Original article written by Merlyna Lim for Consortium of Science, Policy & Outcomes and the School of Social Transformation, Arizona State University.
http://web.ebscohost.com.avoserv.library.fordham.edu/ehost/detail?vid=3&hid=9&sid=ab3e2bbf-e944-4bdb-9355-515a9998dece%40sessionmgr10&bdata=JmxvZ2luLmFzcCZzaXRlPWVob3N0LWxpdmUmc2NvcGU9c2l0ZQ%3d%3d#db=ufh&AN=74043546 (requires Fordham username and password)
I chose this scholarly article because honestly, I knew very little about the recent uprising’s in Egypt, other than the fact that they were occurring and that the opposition leaders were fighting for the usual; better human rights, more job opportunities, less government corruption, etc. I wanted to have a clearer understanding of how social media aided the opposition and really how it all got started in the first place.

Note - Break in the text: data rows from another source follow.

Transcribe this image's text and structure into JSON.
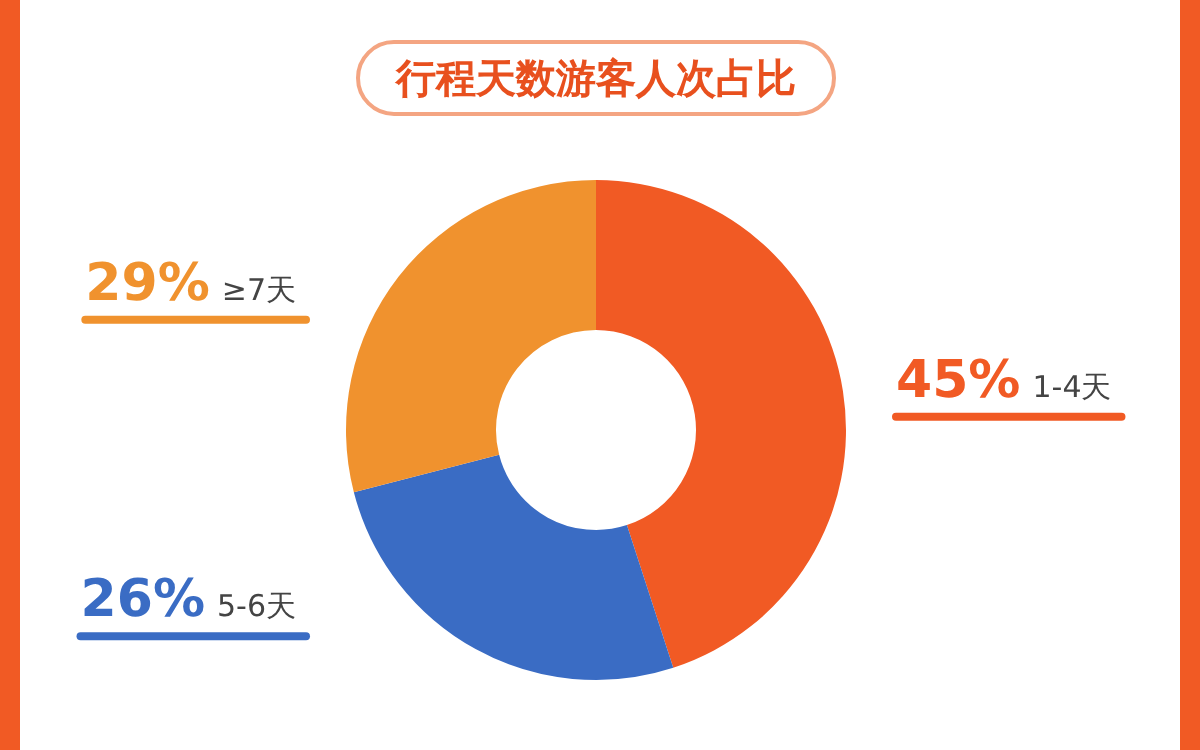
{
  "chart_data": {
    "type": "donut",
    "title": "行程天数游客人次占比",
    "categories": [
      "1-4天",
      "5-6天",
      "≥7天"
    ],
    "values": [
      45,
      26,
      29
    ],
    "value_labels": [
      "45%",
      "26%",
      "29%"
    ],
    "colors": [
      "#f15a24",
      "#3a6cc4",
      "#f0922e"
    ],
    "legend": false
  }
}
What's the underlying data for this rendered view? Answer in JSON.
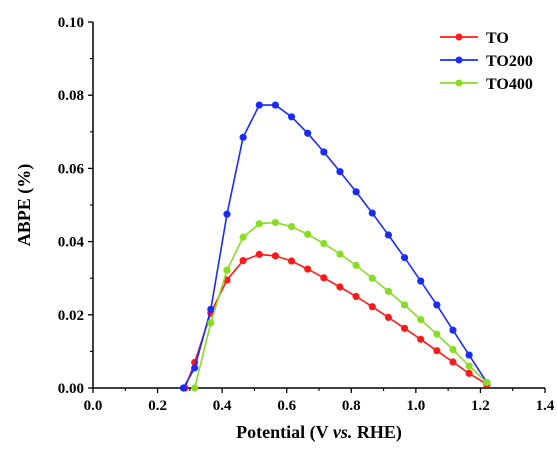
{
  "chart_data": {
    "type": "line",
    "xlabel_parts": [
      "Potential (V ",
      "vs.",
      " RHE)"
    ],
    "ylabel": "ABPE (%)",
    "xlim": [
      0.0,
      1.4
    ],
    "ylim": [
      0.0,
      0.1
    ],
    "xticks": [
      "0.0",
      "0.2",
      "0.4",
      "0.6",
      "0.8",
      "1.0",
      "1.2",
      "1.4"
    ],
    "yticks": [
      "0.00",
      "0.02",
      "0.04",
      "0.06",
      "0.08",
      "0.10"
    ],
    "legend_position": "top-right",
    "grid": false,
    "series": [
      {
        "name": "TO",
        "color": "#ff1a1a",
        "x": [
          0.285,
          0.315,
          0.365,
          0.415,
          0.465,
          0.515,
          0.565,
          0.615,
          0.665,
          0.715,
          0.765,
          0.815,
          0.865,
          0.915,
          0.965,
          1.015,
          1.065,
          1.115,
          1.165,
          1.22
        ],
        "y": [
          0.0,
          0.007,
          0.0205,
          0.0295,
          0.0348,
          0.0365,
          0.0361,
          0.0347,
          0.0325,
          0.0301,
          0.0276,
          0.025,
          0.0222,
          0.0193,
          0.0163,
          0.0133,
          0.0102,
          0.0071,
          0.004,
          0.001
        ]
      },
      {
        "name": "TO200",
        "color": "#1a2bff",
        "x": [
          0.28,
          0.315,
          0.365,
          0.415,
          0.465,
          0.515,
          0.565,
          0.615,
          0.665,
          0.715,
          0.765,
          0.815,
          0.865,
          0.915,
          0.965,
          1.015,
          1.065,
          1.115,
          1.165,
          1.22
        ],
        "y": [
          0.0,
          0.0055,
          0.0215,
          0.0475,
          0.0685,
          0.0773,
          0.0773,
          0.0741,
          0.0696,
          0.0645,
          0.0591,
          0.0536,
          0.0478,
          0.0418,
          0.0356,
          0.0292,
          0.0227,
          0.0158,
          0.009,
          0.0015
        ]
      },
      {
        "name": "TO400",
        "color": "#88dd22",
        "x": [
          0.315,
          0.365,
          0.415,
          0.465,
          0.515,
          0.565,
          0.615,
          0.665,
          0.715,
          0.765,
          0.815,
          0.865,
          0.915,
          0.965,
          1.015,
          1.065,
          1.115,
          1.165,
          1.22
        ],
        "y": [
          0.0,
          0.0178,
          0.0322,
          0.0412,
          0.0449,
          0.0452,
          0.0441,
          0.042,
          0.0395,
          0.0366,
          0.0335,
          0.03,
          0.0264,
          0.0227,
          0.0187,
          0.0147,
          0.0105,
          0.006,
          0.0015
        ]
      }
    ]
  }
}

To put it bluntly, most people feel that that without the use of social media (particularly Facebook and Twitter), the Egyptian movement to oust President Murabak would not have been a success.
Why was social media so important for the movement?
The argument is that it provided a means for people to “recognize their membership in a relevant collective”. This recognition can only be achieved through high levels of communication, and it was online social networks along with Twitter that provided the fastest, safest and most efficient communication channel available. In countries like Egypt where the government maintains a very high degree of control over the media, protesters decided to go online and use social media tools to better organize their efforts. As technology improved, mobile devices with Internet capability became powerful tools in the hands of protesters as they could now access hundreds of thousands of people instantly- anywhere and at any time.
How did this all get started?
The article argues that the presence and significance of the Internet has been shaping the culture of Egypt’s younger demographic for many years now- similar to Western cultures. According to the author, social media has been involved substantially in over 75% of recorded street protests from 2004-2011. Before Facebook was even allowed in the country however, young Egyptians used blogs to spread their messages among online activists. As more Egyptians would acquire Internet access and as resentment towards the government grew, there became a growing need for an improved set of online tools. Finally, in March 2008 the April 6th Youth movement created their own Facebook page to lead the online strategy for Kefaya Youth for Change, a major opposition group. As the Facebook page grew from 300-3,000 users in a matter of just three days, the April 6th Movement unleashed a battery of coordinated online tools involving blogs, Flickr, YouTube, e-mails, and text messages.
The most popular dissident Facebook group emerged in June 2010. Named “We are all Khaled Said” in memory of the young, middle-class Egyptian who was beaten to death in the street by the police and was charged with a crime he didn’t commit. This page was created after the launch of Arabic Facebook, catapulting the online movement to a much larger audience.
Despite the widespread growth of social media content and the growth of it’s users, some people continue to debate over the ultimate effect it all had on the recent Egyptian political movements.
Can future political/social/economic movements exist without the use of social media?